As usual I’ll take this opportunity to highlight a few of the posts of which I’m particularly proud:

My first real post
Anthems
Learning From History: the Relief and Rebuilding of New Orleans
The Influence of Immigrants on American Political Thought
My most-read post: How to Poach a Chicken Breast

9 comments… add one
  • Modulo Myself

    Reading your Anthems post makes me realize how glad I am nobody was going around singing Battle Hymn of the Republic after 9/11. It’s a beautiful song with long marching lines–to have it suffer the same fate as God Bless America belted out at every Yankees game for our troops would be an atrocity.

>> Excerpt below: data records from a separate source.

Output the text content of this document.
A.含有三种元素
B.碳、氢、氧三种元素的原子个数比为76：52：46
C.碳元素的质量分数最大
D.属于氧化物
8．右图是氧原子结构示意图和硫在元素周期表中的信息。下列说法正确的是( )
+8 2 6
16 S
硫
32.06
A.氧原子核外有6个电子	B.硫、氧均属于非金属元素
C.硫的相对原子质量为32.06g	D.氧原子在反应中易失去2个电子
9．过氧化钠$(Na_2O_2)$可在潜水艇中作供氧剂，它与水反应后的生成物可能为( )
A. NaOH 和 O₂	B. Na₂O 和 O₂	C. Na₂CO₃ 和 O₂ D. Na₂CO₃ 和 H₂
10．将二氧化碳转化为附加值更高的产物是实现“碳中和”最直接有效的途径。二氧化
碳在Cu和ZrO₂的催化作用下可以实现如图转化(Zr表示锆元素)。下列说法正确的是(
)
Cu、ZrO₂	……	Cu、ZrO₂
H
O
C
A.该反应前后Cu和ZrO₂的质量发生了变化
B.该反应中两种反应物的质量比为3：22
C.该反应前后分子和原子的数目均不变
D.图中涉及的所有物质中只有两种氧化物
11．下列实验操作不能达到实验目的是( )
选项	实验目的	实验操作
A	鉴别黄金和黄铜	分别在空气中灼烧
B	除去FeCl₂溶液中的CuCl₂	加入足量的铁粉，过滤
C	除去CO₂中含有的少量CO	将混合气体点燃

    The American music of the first half of the 20th century–Joplin, Armstrong, Ellington, Porter, the Gershwins, the blues, honky-tonk, bluegrass, folk, Charles Ives (probably not), the Boswell Sisters–is such a powerful force. It’s really eclipsed the music of the 19th century. So when you’re mentioning unofficial anthems–the opening of Rhapsody in Blue is about as American to me as you can get.

  • michael reynolds

    Let’s say 250 words per post, on average, times 11,000 gives us 2.75 million words. Figure a debut novel comes in at maybe 75,000 words, that just shy of 37 books, three a year. Which is a hell of an output. I know these things at the level of muscle memory, and that’s a whole lot of writing, and always thoughtful, always well-reasoned, well-sourced, and rendered in solid prose.

    It’s really a huge accomplishment, and you should be proud of it.

    Now, if I may take the piss, as our British friends say. . . a typical minimum signing deal might be $25,000. 37 books at 25k each is $925,000. At least double that if you found a reader base. In the next 11,000 posts you should consider introducing a detective, or possibly a kid with a scar on his forehead.

  • I was thinking of a kid detective with a scar on his forehead.

    Honestly, Michael, one of the defects of my personality is how well I fit Oscar Wilde’s definition of a cynic: I know the cost of everything and the value of nothing. Some of the things I know are that 99 out of 100 authors don’t actually make money at it when you take opportunity costs into account and that selling to the publisher is a full-time job.

    Said another way, I admire your ability to produce as much as you do while being able to sell yourself to your publisher. That’s a real gift.

  • TastyBits

    I think you have done an excellent job, and even though it may get heated, it has remained civilized. I am not sure if you have some magic pixie dust or something, but keep it up.

    Thank you for the time and effort. Even if I do not agree with them, I also appreciate the other comments. They force me to reevaluate my positions.

  • CStanley

    Congrats on the milestone, and thanks. Always enjoyable, often informative, and with dog pics and recipes, what more could one ask for?

    Speaking of recipes….I think you linked to the poached chicken once before and I meant to try it but haven’t gotten around to it. Now I’ve committed 2 minutes- 20 minutes to memory so I’ll definitely test it out soon.

  • jan

    Writing is such a satisfying form of self-expression. And, Dave you have been blessed with the ability to pen some 11,000 issues, topics and sidebars, over a dozen years, in a calm, even-handed, educational style. What an accomplishment for you, and a gift to the rest of us!

  • steve

    Congrats! Your persistence is amazing.

    Steve

  • I got a nice compliment from a colleague today. He said I was the most motivated person he had ever met. Oddly, I don’t see myself that way. More as a shadow of my former self.

  • jan

    There’s an old saying —-> “if you want something done ask a “busy” person to do it.” Basically, busy people usually don’t spend time to quantify their own busy schedules. They simply pack more into them to meet goals or the higher expectations of others. I think it probably holds true with motivated people, in not reveling in their degree of motivation — oftentimes not even being aware of it. Others, however, can more accurately gauge such traits by impersonally comparing what is observed and measured in their own environment.